Jerome Golden v. Coleman

429 F. App'x 73
CourtCourt of Appeals for the Third Circuit
DecidedApril 19, 2011
Docket10-4171
StatusUnpublished
Cited by9 cases

This text of 429 F. App'x 73 (Jerome Golden v. Coleman) is published on Counsel Stack Legal Research, covering Court of Appeals for the Third Circuit primary law. Counsel Stack provides free access to over 12 million legal documents including statutes, case law, regulations, and constitutions.

Bluebook
Jerome Golden v. Coleman, 429 F. App'x 73 (3d Cir. 2011).

Opinion

*74 OPINION

PER CURIAM.

Jerome Golden, a prisoner incarcerated at the State Correctional Institution in Somerset, Pennsylvania, appeals the District Court’s dismissal of his complaint. For the following reasons, we will dismiss Golden’s appeal pursuant to 28 U.S.C. § 1915(e)(2)(B).

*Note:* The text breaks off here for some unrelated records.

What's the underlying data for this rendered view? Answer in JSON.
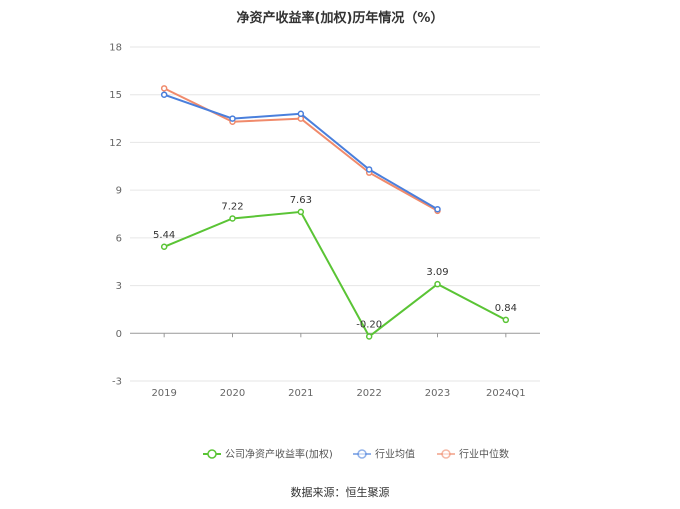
{
  "chart_data": {
    "type": "line",
    "title": "净资产收益率(加权)历年情况（%）",
    "categories": [
      "2019",
      "2020",
      "2021",
      "2022",
      "2023",
      "2024Q1"
    ],
    "ylim": [
      -3,
      18
    ],
    "yticks": [
      -3,
      0,
      3,
      6,
      9,
      12,
      15,
      18
    ],
    "grid": true,
    "legend_position": "bottom",
    "series": [
      {
        "name": "公司净资产收益率(加权)",
        "color": "#5ac435",
        "values": [
          5.44,
          7.22,
          7.63,
          -0.2,
          3.09,
          0.84
        ],
        "labels": [
          "5.44",
          "7.22",
          "7.63",
          "-0.20",
          "3.09",
          "0.84"
        ]
      },
      {
        "name": "行业均值",
        "color": "#4a7fdc",
        "values": [
          15.0,
          13.5,
          13.8,
          10.3,
          7.8,
          null
        ]
      },
      {
        "name": "行业中位数",
        "color": "#f08a6b",
        "values": [
          15.4,
          13.3,
          13.5,
          10.1,
          7.7,
          null
        ]
      }
    ]
  },
  "source_text": "数据来源：恒生聚源"
}
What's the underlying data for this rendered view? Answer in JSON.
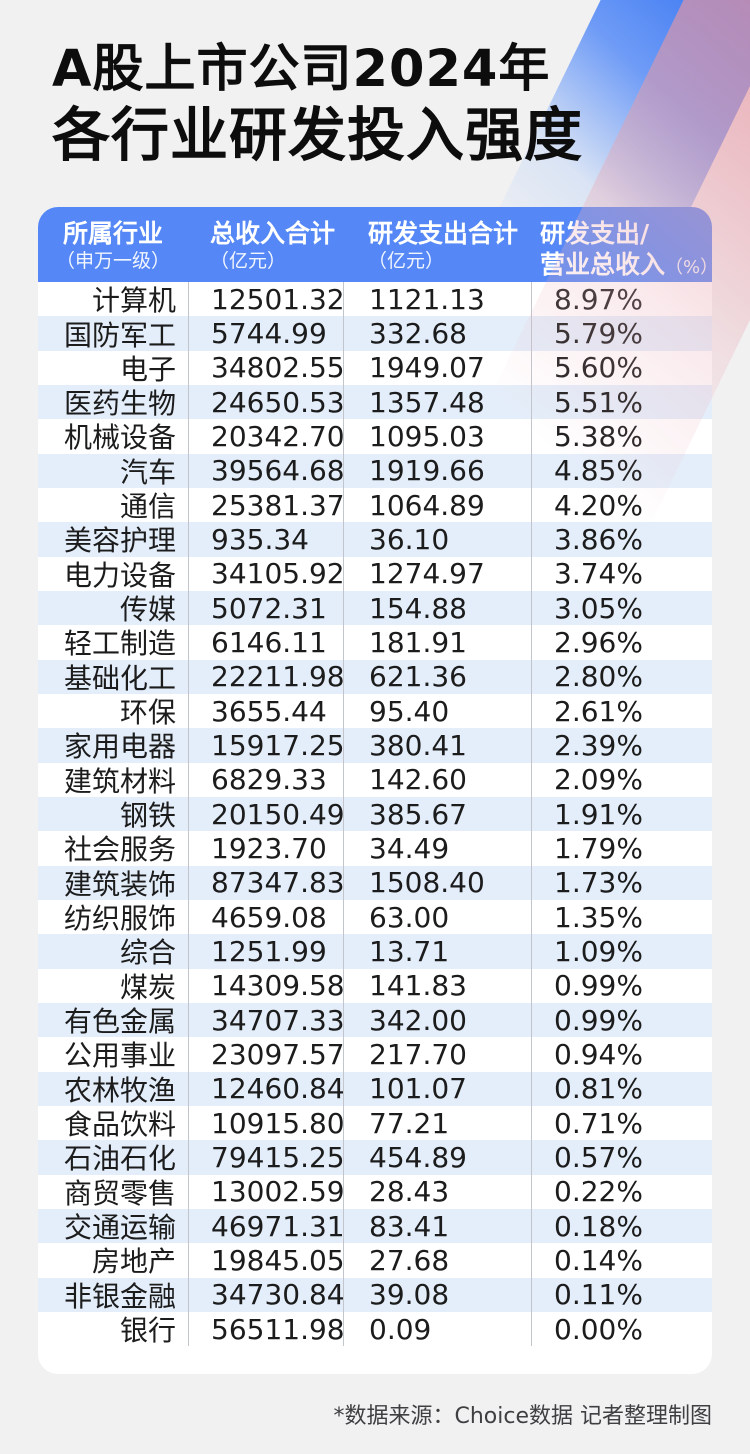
{
  "title": {
    "line1": "A股上市公司2024年",
    "line2": "各行业研发投入强度"
  },
  "table": {
    "header": {
      "col1": {
        "label": "所属行业",
        "sub": "（申万一级）"
      },
      "col2": {
        "label": "总收入合计",
        "sub": "（亿元）"
      },
      "col3": {
        "label": "研发支出合计",
        "sub": "（亿元）"
      },
      "col4": {
        "line1": "研发支出/",
        "line2": "营业总收入",
        "unit": "（%）"
      }
    }
  },
  "footer": {
    "note": "*数据来源：Choice数据 记者整理制图"
  },
  "colors": {
    "page_bg": "#F1F1F2",
    "header_bg": "#5588F6",
    "row_stripe": "#E4EEFA",
    "divider": "#C2C5CC",
    "deco_blue": "#2E6FF1",
    "deco_pink": "#E7909C",
    "text": "#1C1C1C"
  },
  "chart_data": {
    "type": "table",
    "title": "A股上市公司2024年各行业研发投入强度",
    "columns": [
      "所属行业（申万一级）",
      "总收入合计（亿元）",
      "研发支出合计（亿元）",
      "研发支出/营业总收入（%）"
    ],
    "rows": [
      [
        "计算机",
        "12501.32",
        "1121.13",
        "8.97%"
      ],
      [
        "国防军工",
        "5744.99",
        "332.68",
        "5.79%"
      ],
      [
        "电子",
        "34802.55",
        "1949.07",
        "5.60%"
      ],
      [
        "医药生物",
        "24650.53",
        "1357.48",
        "5.51%"
      ],
      [
        "机械设备",
        "20342.70",
        "1095.03",
        "5.38%"
      ],
      [
        "汽车",
        "39564.68",
        "1919.66",
        "4.85%"
      ],
      [
        "通信",
        "25381.37",
        "1064.89",
        "4.20%"
      ],
      [
        "美容护理",
        "935.34",
        "36.10",
        "3.86%"
      ],
      [
        "电力设备",
        "34105.92",
        "1274.97",
        "3.74%"
      ],
      [
        "传媒",
        "5072.31",
        "154.88",
        "3.05%"
      ],
      [
        "轻工制造",
        "6146.11",
        "181.91",
        "2.96%"
      ],
      [
        "基础化工",
        "22211.98",
        "621.36",
        "2.80%"
      ],
      [
        "环保",
        "3655.44",
        "95.40",
        "2.61%"
      ],
      [
        "家用电器",
        "15917.25",
        "380.41",
        "2.39%"
      ],
      [
        "建筑材料",
        "6829.33",
        "142.60",
        "2.09%"
      ],
      [
        "钢铁",
        "20150.49",
        "385.67",
        "1.91%"
      ],
      [
        "社会服务",
        "1923.70",
        "34.49",
        "1.79%"
      ],
      [
        "建筑装饰",
        "87347.83",
        "1508.40",
        "1.73%"
      ],
      [
        "纺织服饰",
        "4659.08",
        "63.00",
        "1.35%"
      ],
      [
        "综合",
        "1251.99",
        "13.71",
        "1.09%"
      ],
      [
        "煤炭",
        "14309.58",
        "141.83",
        "0.99%"
      ],
      [
        "有色金属",
        "34707.33",
        "342.00",
        "0.99%"
      ],
      [
        "公用事业",
        "23097.57",
        "217.70",
        "0.94%"
      ],
      [
        "农林牧渔",
        "12460.84",
        "101.07",
        "0.81%"
      ],
      [
        "食品饮料",
        "10915.80",
        "77.21",
        "0.71%"
      ],
      [
        "石油石化",
        "79415.25",
        "454.89",
        "0.57%"
      ],
      [
        "商贸零售",
        "13002.59",
        "28.43",
        "0.22%"
      ],
      [
        "交通运输",
        "46971.31",
        "83.41",
        "0.18%"
      ],
      [
        "房地产",
        "19845.05",
        "27.68",
        "0.14%"
      ],
      [
        "非银金融",
        "34730.84",
        "39.08",
        "0.11%"
      ],
      [
        "银行",
        "56511.98",
        "0.09",
        "0.00%"
      ]
    ]
  }
}
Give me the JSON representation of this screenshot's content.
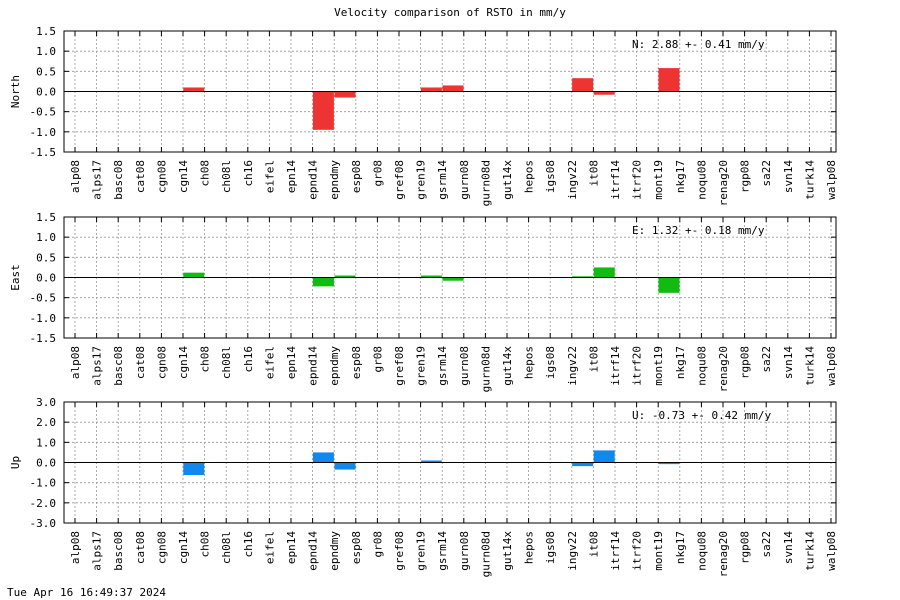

Golden’s complaint, brought pursuant to 42 U.S.C. § 1988, alleges that various prison employees at the State Correctional Institution in Fayette, Pennsylvania, where he was formerly incarcerated, violated his constitutional rights by planting “Government Micro Eye Cameras” in his food and broadcasting images obtained from those cameras on prison television. Golden believes that, once ingested, the cameras “attach[ ] to the visual cortex and then can be seen by someone on a computer,” thus providing the defendants with a means of keeping tabs on him. The District Court dismissed Golden’s complaint, pursuant to 28 U.S.C. § 1915A, finding that Golden’s “fantastic” and “delusional” allegations lacked a basis in fact.

We have jurisdiction over this appeal pursuant to 28 U.S.C. § 1291. Because Golden has been granted in forma pauper-is status, we review this appeal for possible dismissal pursuant to 28 U.S.C. § 1915(e)(2)(B). Contrary to Federal Rule of Civil Procedure 12(b)(6), § 1915(e)(2)(B) — formerly § 1915(d) — provides a court with “the unusual power to pierce the veil of the complaint’s factual allegations and dismiss those claims whose factual contentions are clearly baseless.” Neitzke v. Williams, 490 U.S. 319, 327, 109 S.Ct. 1827, 104 L.Ed.2d 338 (1989). “[A] finding of factual frivolousness is appropriate when the facts alleged rise to the level of the irrational or the wholly incredible, whether or not there are judicially noticeable facts available to contradict them.” Denton v. Hernandez, 504 U.S. 25, 33, 112 S.Ct. 1728, 118 L.Ed.2d 340 (1992).

Having reviewed Golden’s complaint, we conclude that his allegations are fantastic, delusional, and simply unbelievable. Id. at 32-33, 112 S.Ct. 1728 (a complaint may be dismissed as lacking a basis in fact if it is premised upon “allegations that are fanciful, ‘fantastic,’ and ‘delusional[.]’”) (citations omitted). Accordingly, we will dismiss Golden’s appeal. Golden’s motion for appointment of counsel is denied. See Tabron v. Grace, 6 F.3d 147, 155-56 (3d Cir.1993).